“Life’s challenges are not supposed to paralyze you; they’re supposed to help you discover who you are.” – Bernice.
‘Signs’ – are they really real? Yes. 2019 proved to be a year ending with many challenges and heartaches, revelations, get-the-breath-knocked-out-of-me moments. Miss Bug told me she was ready to leave on Aug 31st, then my dad passed away Oct 13th, then my oldest brother died unexpectedly Christmas Day.
Miss Ladybug had a beautiful journey actually, as was my first Westie’s, Max – one that every person and animal deserves ~ but the devastation for me was brutal. The grief of loss takes one back to prior days and rekindles that pain – no, she was not just “a dog,” as the saying goes. She was a companion, soul mate, teacher, friend. Having no way to know the loss and indescribable grief which lay in my path in the very near future, I still needed ongoing assurance of her life, life in general, life after our earthly bodies exit this sometimes horrific world.
A couple of days or so before Miss Bug passed I carried her outside in my arms and placed her on the ground outside the cabin to bask in the beauty of the August afternoon. She loved the sunshine and I knew the breeze and pristine mountain air would feel wonderful to her…..and I knew it would soon be her last, at least here with the boys and me. I wanted to give her every wonderful thing I could for as long as I could.
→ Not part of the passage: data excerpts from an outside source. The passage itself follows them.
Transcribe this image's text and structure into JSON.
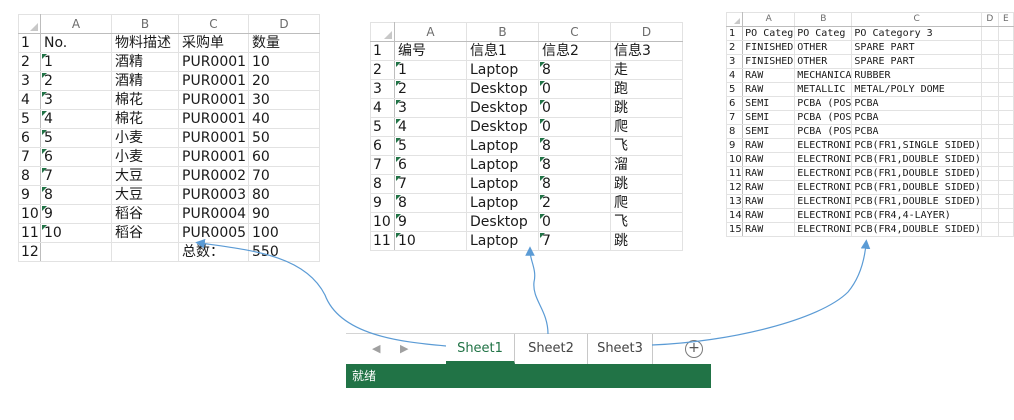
{
  "sheet1": {
    "columns": [
      "A",
      "B",
      "C",
      "D"
    ],
    "rows": [
      {
        "n": "1",
        "a": "No.",
        "b": "物料描述",
        "c": "采购单",
        "d": "数量"
      },
      {
        "n": "2",
        "a": "1",
        "b": "酒精",
        "c": "PUR0001",
        "d": "10"
      },
      {
        "n": "3",
        "a": "2",
        "b": "酒精",
        "c": "PUR0001",
        "d": "20"
      },
      {
        "n": "4",
        "a": "3",
        "b": "棉花",
        "c": "PUR0001",
        "d": "30"
      },
      {
        "n": "5",
        "a": "4",
        "b": "棉花",
        "c": "PUR0001",
        "d": "40"
      },
      {
        "n": "6",
        "a": "5",
        "b": "小麦",
        "c": "PUR0001",
        "d": "50"
      },
      {
        "n": "7",
        "a": "6",
        "b": "小麦",
        "c": "PUR0001",
        "d": "60"
      },
      {
        "n": "8",
        "a": "7",
        "b": "大豆",
        "c": "PUR0002",
        "d": "70"
      },
      {
        "n": "9",
        "a": "8",
        "b": "大豆",
        "c": "PUR0003",
        "d": "80"
      },
      {
        "n": "10",
        "a": "9",
        "b": "稻谷",
        "c": "PUR0004",
        "d": "90"
      },
      {
        "n": "11",
        "a": "10",
        "b": "稻谷",
        "c": "PUR0005",
        "d": "100"
      },
      {
        "n": "12",
        "a": "",
        "b": "",
        "c": "总数：",
        "d": "550"
      }
    ]
  },
  "sheet2": {
    "columns": [
      "A",
      "B",
      "C",
      "D"
    ],
    "rows": [
      {
        "n": "1",
        "a": "编号",
        "b": "信息1",
        "c": "信息2",
        "d": "信息3"
      },
      {
        "n": "2",
        "a": "1",
        "b": "Laptop",
        "c": "8",
        "d": "走"
      },
      {
        "n": "3",
        "a": "2",
        "b": "Desktop",
        "c": "0",
        "d": "跑"
      },
      {
        "n": "4",
        "a": "3",
        "b": "Desktop",
        "c": "0",
        "d": "跳"
      },
      {
        "n": "5",
        "a": "4",
        "b": "Desktop",
        "c": "0",
        "d": "爬"
      },
      {
        "n": "6",
        "a": "5",
        "b": "Laptop",
        "c": "8",
        "d": "飞"
      },
      {
        "n": "7",
        "a": "6",
        "b": "Laptop",
        "c": "8",
        "d": "溜"
      },
      {
        "n": "8",
        "a": "7",
        "b": "Laptop",
        "c": "8",
        "d": "跳"
      },
      {
        "n": "9",
        "a": "8",
        "b": "Laptop",
        "c": "2",
        "d": "爬"
      },
      {
        "n": "10",
        "a": "9",
        "b": "Desktop",
        "c": "0",
        "d": "飞"
      },
      {
        "n": "11",
        "a": "10",
        "b": "Laptop",
        "c": "7",
        "d": "跳"
      }
    ]
  },
  "sheet3": {
    "columns": [
      "A",
      "B",
      "C",
      "D",
      "E"
    ],
    "rows": [
      {
        "n": "1",
        "a": "PO Categ",
        "b": "PO Categ",
        "c": "PO Category 3",
        "d": "",
        "e": ""
      },
      {
        "n": "2",
        "a": "FINISHED",
        "b": "OTHER",
        "c": "SPARE PART",
        "d": "",
        "e": ""
      },
      {
        "n": "3",
        "a": "FINISHED",
        "b": "OTHER",
        "c": "SPARE PART",
        "d": "",
        "e": ""
      },
      {
        "n": "4",
        "a": "RAW",
        "b": "MECHANICA",
        "c": "RUBBER",
        "d": "",
        "e": ""
      },
      {
        "n": "5",
        "a": "RAW",
        "b": "METALLIC",
        "c": "METAL/POLY DOME",
        "d": "",
        "e": ""
      },
      {
        "n": "6",
        "a": "SEMI",
        "b": "PCBA (POS",
        "c": "PCBA",
        "d": "",
        "e": ""
      },
      {
        "n": "7",
        "a": "SEMI",
        "b": "PCBA (POS",
        "c": "PCBA",
        "d": "",
        "e": ""
      },
      {
        "n": "8",
        "a": "SEMI",
        "b": "PCBA (POS",
        "c": "PCBA",
        "d": "",
        "e": ""
      },
      {
        "n": "9",
        "a": "RAW",
        "b": "ELECTRONI",
        "c": "PCB(FR1,SINGLE SIDED)",
        "d": "",
        "e": ""
      },
      {
        "n": "10",
        "a": "RAW",
        "b": "ELECTRONI",
        "c": "PCB(FR1,DOUBLE SIDED)",
        "d": "",
        "e": ""
      },
      {
        "n": "11",
        "a": "RAW",
        "b": "ELECTRONI",
        "c": "PCB(FR1,DOUBLE SIDED)",
        "d": "",
        "e": ""
      },
      {
        "n": "12",
        "a": "RAW",
        "b": "ELECTRONI",
        "c": "PCB(FR1,DOUBLE SIDED)",
        "d": "",
        "e": ""
      },
      {
        "n": "13",
        "a": "RAW",
        "b": "ELECTRONI",
        "c": "PCB(FR1,DOUBLE SIDED)",
        "d": "",
        "e": ""
      },
      {
        "n": "14",
        "a": "RAW",
        "b": "ELECTRONI",
        "c": "PCB(FR4,4-LAYER)",
        "d": "",
        "e": ""
      },
      {
        "n": "15",
        "a": "RAW",
        "b": "ELECTRONI",
        "c": "PCB(FR4,DOUBLE SIDED)",
        "d": "",
        "e": ""
      }
    ]
  },
  "tabs": [
    {
      "label": "Sheet1",
      "active": true
    },
    {
      "label": "Sheet2",
      "active": false
    },
    {
      "label": "Sheet3",
      "active": false
    }
  ],
  "status": {
    "label": "就绪"
  },
  "icons": {
    "prev": "chevron-left-icon",
    "next": "chevron-right-icon",
    "add": "add-sheet-icon"
  },
  "colors": {
    "accent": "#217346",
    "arrow": "#5b9bd5"
  }
}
About three or four days after she left, the grief obviously was almost unbearable and even though she was a “fur” baby I asked God to just please let me know she was with Him in an even more beautiful place than she’d enjoyed here on earth. I took the boys outside in the middle of the afternoon for a quick break from working and we walked out to the area where Miss Bug had last been sitting on the ground with her little nose still trying to sniff in the clean mountain air. As I was standing there with the boys, for no reason I looked down at the ground and there among leaves and straw was the tiniest feather I’d ever seen. Just one, right where Miss Bug last rested. I lost a couple of breaths as I picked it up and brought it inside – crying. I had my ‘sign.”
It would take volumes to write about the feathers I began to find in the middle of nowhere from that day on for many, many months.
The next time I took the boys to Blue Ridge to walk in the park after she had left, we were walking among so many leaves and thick grass and there by the outdoor fireplace and covered picnic tables I looked down and at my feet I found the second feather. I was so shaken I took the boys and went straight to my car and texted one of my neighbors a picture of that feather and asked him if he believed in ‘signs’ – he assured me he did. I explained to him how the ‘feathers’ began.
Every feather I’ve found has been a single one – alone and in the most inconspicuous places where there would be no reason I should have ever looked down at that particular instance. They have been on hiking trails, by rivers, among thousands of leaves or rocks…..places that absolutely a feather would be missed by even the keenest eyes.
Throughout the feather appearances, most of the time I have contacted one of two or three friends with whom I had shared what continued to happen. They all know me well and have no doubt that Someone absolutely keeps dropping a most simple and delicate creation at my feet.
At times I would think the feathers had stopped ~ that no more assurance was needed, that I would never be startled and taken off-guard by another “reminder” – the reminder I needed and specifically asked for.
Until —– last Thursday evening in the total dark, on a freezing night in downtown Blue Ridge – the only light being the street lights which at best was extremely dim in the area where the boys and I were at the time. The boys were doing their usual sniffing around with noses to the ground as I held their leashes in my gloved hands. For absolutely no reason I looked down in what was wet and mushy grass where I was standing in my bulky rain boots and there at the toe of one of my boots was a tiny white feather. One, just one perfect tiny white feather. Undisturbed – until I bent down and picked it up in my gloved hand. I held it like someone probably would hold a million dollars they had found – to me, it was priceless.
Another ‘reminder’ in the most simple form, in a most discreet location and circumstance.
Will my collection ever be completed? There’s always room for reassurance and a reminder ~ each feather has been needed to cover so many losses.
Matthew 6:25-34 25“Therefore I tell you, do not worry about your life, what you will eat or drink; or about your body, what you will wear. Is not life more than food, and the body more than clothes? 26Look at the birds of the air; they do not sow or reap or store away in barns, and yet your heavenly Father feeds them. Are you not much more valuable than they? 27Can any one of you by worrying add a single hour to your life? 28“And why do you worry about clothes? See how the flowers of the field grow. They do not labor or spin. 29Yet I tell you that not even Solomon in all his splendor was dressed like one of these. 30If that is how God clothes the grass of the field, which is here today and tomorrow is thrown into the fire, will he not much more clothe you-you of little faith? 31So do not worry, saying, ‘What shall we eat?’ or ‘What shall we drink?’ or ‘What shall we wear?’ 32For the pagans run after all these things, and your heavenly Father knows that you need them. 33But seek first his kingdom and his righteousness, and all these things will be given to you as well. 34Therefore do not worry about tomorrow, for tomorrow will worry about itself. Each day has enough trouble of its own.